PLoS Pathogens (Jan 2009)

Rab11A-controlled assembly of the inner membrane complex is required for completion of apicomplexan cytokinesis.

  • Carolina Agop-Nersesian,
  • Bernina Naissant,
  • Fathia Ben Rached,
  • Manuel Rauch,
  • Angelika Kretzschmar,
  • Sabine Thiberge,
  • Robert Menard,
  • David J P Ferguson,
  • Markus Meissner,
  • Gordon Langsley

DOI
https://doi.org/10.1371/journal.ppat.1000270
Journal volume & issue
Vol. 5, no. 1
p. e1000270

Abstract

Read online

The final step during cell division is the separation of daughter cells, a process that requires the coordinated delivery and assembly of new membrane to the cleavage furrow. While most eukaryotic cells replicate by binary fission, replication of apicomplexan parasites involves the assembly of daughters (merozoites/tachyzoites) within the mother cell, using the so-called Inner Membrane Complex (IMC) as a scaffold.
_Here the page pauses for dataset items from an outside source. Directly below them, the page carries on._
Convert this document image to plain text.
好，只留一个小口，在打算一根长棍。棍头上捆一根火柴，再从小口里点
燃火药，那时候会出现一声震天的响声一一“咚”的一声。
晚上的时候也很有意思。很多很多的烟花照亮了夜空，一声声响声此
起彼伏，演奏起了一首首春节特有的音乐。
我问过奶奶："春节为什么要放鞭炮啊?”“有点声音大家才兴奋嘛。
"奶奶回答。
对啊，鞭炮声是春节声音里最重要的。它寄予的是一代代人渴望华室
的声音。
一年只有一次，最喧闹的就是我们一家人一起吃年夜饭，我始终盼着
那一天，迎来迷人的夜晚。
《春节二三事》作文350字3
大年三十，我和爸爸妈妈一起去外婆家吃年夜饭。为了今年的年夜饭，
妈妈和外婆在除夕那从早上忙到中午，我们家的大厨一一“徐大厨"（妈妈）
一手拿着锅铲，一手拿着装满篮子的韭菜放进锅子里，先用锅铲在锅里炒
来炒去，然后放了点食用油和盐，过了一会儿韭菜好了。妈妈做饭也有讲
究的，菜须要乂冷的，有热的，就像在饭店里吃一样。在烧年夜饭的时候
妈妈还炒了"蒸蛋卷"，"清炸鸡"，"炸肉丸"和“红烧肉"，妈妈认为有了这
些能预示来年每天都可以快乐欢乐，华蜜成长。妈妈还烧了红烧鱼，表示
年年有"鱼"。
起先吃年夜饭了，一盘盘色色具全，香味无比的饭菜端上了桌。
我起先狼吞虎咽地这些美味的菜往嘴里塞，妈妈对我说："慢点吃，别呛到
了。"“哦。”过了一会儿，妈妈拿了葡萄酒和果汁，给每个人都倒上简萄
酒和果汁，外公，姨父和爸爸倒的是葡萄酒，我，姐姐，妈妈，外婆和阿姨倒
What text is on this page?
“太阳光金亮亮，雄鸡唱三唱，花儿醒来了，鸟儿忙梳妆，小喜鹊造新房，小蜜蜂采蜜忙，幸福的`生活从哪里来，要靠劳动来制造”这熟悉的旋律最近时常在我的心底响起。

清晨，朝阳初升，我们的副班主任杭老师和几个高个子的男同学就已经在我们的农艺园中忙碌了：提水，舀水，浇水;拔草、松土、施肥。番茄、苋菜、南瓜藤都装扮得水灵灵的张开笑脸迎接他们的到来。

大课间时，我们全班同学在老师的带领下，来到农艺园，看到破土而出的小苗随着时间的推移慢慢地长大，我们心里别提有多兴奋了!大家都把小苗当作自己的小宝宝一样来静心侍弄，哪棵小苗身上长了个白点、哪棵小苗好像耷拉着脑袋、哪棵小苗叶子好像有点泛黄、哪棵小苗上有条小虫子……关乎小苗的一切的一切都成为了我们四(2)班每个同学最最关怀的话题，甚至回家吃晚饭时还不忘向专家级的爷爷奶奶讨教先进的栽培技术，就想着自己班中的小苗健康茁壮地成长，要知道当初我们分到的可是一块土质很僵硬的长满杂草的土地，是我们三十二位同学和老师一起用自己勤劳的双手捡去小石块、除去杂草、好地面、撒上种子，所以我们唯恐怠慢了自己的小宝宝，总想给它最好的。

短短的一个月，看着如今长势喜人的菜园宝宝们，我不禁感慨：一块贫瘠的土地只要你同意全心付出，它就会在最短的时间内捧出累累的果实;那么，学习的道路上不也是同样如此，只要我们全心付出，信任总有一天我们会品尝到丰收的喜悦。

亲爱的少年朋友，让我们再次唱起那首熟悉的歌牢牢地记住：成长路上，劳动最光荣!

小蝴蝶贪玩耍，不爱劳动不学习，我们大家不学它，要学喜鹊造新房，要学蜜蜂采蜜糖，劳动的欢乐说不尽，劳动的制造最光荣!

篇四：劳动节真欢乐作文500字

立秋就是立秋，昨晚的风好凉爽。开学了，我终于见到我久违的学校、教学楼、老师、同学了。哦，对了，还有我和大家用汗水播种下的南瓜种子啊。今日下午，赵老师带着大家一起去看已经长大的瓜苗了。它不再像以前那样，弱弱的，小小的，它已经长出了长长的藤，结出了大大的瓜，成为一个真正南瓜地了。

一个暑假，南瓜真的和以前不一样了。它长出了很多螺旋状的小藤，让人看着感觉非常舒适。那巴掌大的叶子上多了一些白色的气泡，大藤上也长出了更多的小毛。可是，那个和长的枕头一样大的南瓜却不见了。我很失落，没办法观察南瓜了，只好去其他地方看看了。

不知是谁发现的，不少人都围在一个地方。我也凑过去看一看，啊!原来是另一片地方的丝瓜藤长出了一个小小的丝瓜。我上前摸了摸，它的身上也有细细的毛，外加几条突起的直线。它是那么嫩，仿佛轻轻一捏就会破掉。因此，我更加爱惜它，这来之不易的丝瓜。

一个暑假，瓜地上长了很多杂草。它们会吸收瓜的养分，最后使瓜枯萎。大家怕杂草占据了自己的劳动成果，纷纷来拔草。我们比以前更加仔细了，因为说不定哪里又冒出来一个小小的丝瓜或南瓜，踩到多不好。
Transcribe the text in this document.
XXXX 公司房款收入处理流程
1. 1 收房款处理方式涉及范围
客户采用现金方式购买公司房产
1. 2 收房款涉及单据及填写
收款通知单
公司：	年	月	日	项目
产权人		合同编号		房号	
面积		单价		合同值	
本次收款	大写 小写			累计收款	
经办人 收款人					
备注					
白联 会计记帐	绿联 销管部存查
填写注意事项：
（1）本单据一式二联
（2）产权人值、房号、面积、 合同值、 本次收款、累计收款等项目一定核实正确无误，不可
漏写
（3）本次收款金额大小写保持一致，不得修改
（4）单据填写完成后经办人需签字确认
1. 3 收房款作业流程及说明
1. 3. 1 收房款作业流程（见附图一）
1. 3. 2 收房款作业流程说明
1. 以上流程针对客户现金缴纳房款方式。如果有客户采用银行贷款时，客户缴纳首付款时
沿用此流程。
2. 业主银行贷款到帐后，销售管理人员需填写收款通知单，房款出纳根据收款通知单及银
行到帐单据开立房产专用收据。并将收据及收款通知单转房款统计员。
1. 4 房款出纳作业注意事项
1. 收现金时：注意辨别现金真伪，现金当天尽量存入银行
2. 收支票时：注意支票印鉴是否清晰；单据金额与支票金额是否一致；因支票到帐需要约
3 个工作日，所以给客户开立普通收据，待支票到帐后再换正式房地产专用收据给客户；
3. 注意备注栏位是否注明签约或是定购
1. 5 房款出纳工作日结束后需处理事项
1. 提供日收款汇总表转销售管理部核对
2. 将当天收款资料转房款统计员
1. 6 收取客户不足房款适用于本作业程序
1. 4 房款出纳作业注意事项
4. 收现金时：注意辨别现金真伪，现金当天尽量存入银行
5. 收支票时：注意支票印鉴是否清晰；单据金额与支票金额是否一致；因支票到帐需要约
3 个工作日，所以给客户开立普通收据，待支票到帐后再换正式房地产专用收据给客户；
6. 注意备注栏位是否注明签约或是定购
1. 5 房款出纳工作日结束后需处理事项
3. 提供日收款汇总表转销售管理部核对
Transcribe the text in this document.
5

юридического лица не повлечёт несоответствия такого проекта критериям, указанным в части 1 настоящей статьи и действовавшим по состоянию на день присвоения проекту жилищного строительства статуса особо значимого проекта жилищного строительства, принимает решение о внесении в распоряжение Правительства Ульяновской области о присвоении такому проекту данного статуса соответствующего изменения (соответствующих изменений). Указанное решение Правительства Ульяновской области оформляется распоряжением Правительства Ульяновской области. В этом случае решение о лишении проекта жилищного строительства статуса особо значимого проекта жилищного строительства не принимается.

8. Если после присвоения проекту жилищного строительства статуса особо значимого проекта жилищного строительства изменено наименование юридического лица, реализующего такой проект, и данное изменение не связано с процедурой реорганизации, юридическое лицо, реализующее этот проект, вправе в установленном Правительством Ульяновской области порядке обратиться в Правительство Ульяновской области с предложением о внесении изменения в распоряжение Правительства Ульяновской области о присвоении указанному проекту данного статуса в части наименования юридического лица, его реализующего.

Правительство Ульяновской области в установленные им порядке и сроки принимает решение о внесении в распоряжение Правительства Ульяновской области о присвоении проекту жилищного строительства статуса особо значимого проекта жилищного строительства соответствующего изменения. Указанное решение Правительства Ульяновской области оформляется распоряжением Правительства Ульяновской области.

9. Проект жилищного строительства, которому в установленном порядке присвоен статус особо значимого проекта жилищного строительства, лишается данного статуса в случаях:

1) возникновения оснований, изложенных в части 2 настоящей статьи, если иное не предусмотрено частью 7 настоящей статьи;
After de novo synthesis of the IMC and biogenesis or segregation of new organelles, daughters bud out of the mother cell to invade new host cells. Here, we demonstrate that the final step in parasite cell division involves delivery of new plasma membrane to the daughter cells, in a process requiring functional Rab11A. Importantly, Rab11A can be found in association with Myosin-Tail-Interacting-Protein (MTIP), also known as Myosin Light Chain 1 (MLC1), a member of a 4-protein motor complex called the glideosome that is known to be crucial for parasite invasion of host cells. Ablation of Rab11A function results in daughter parasites having an incompletely formed IMC that leads to a block at a late stage of cell division. A similar defect is observed upon inducible expression of a myosin A tail-only mutant. We propose a model where Rab11A-mediated vesicular traffic driven by an MTIP-Myosin motor is necessary for IMC maturation and to deliver new plasma membrane to daughter cells in order to complete cell division.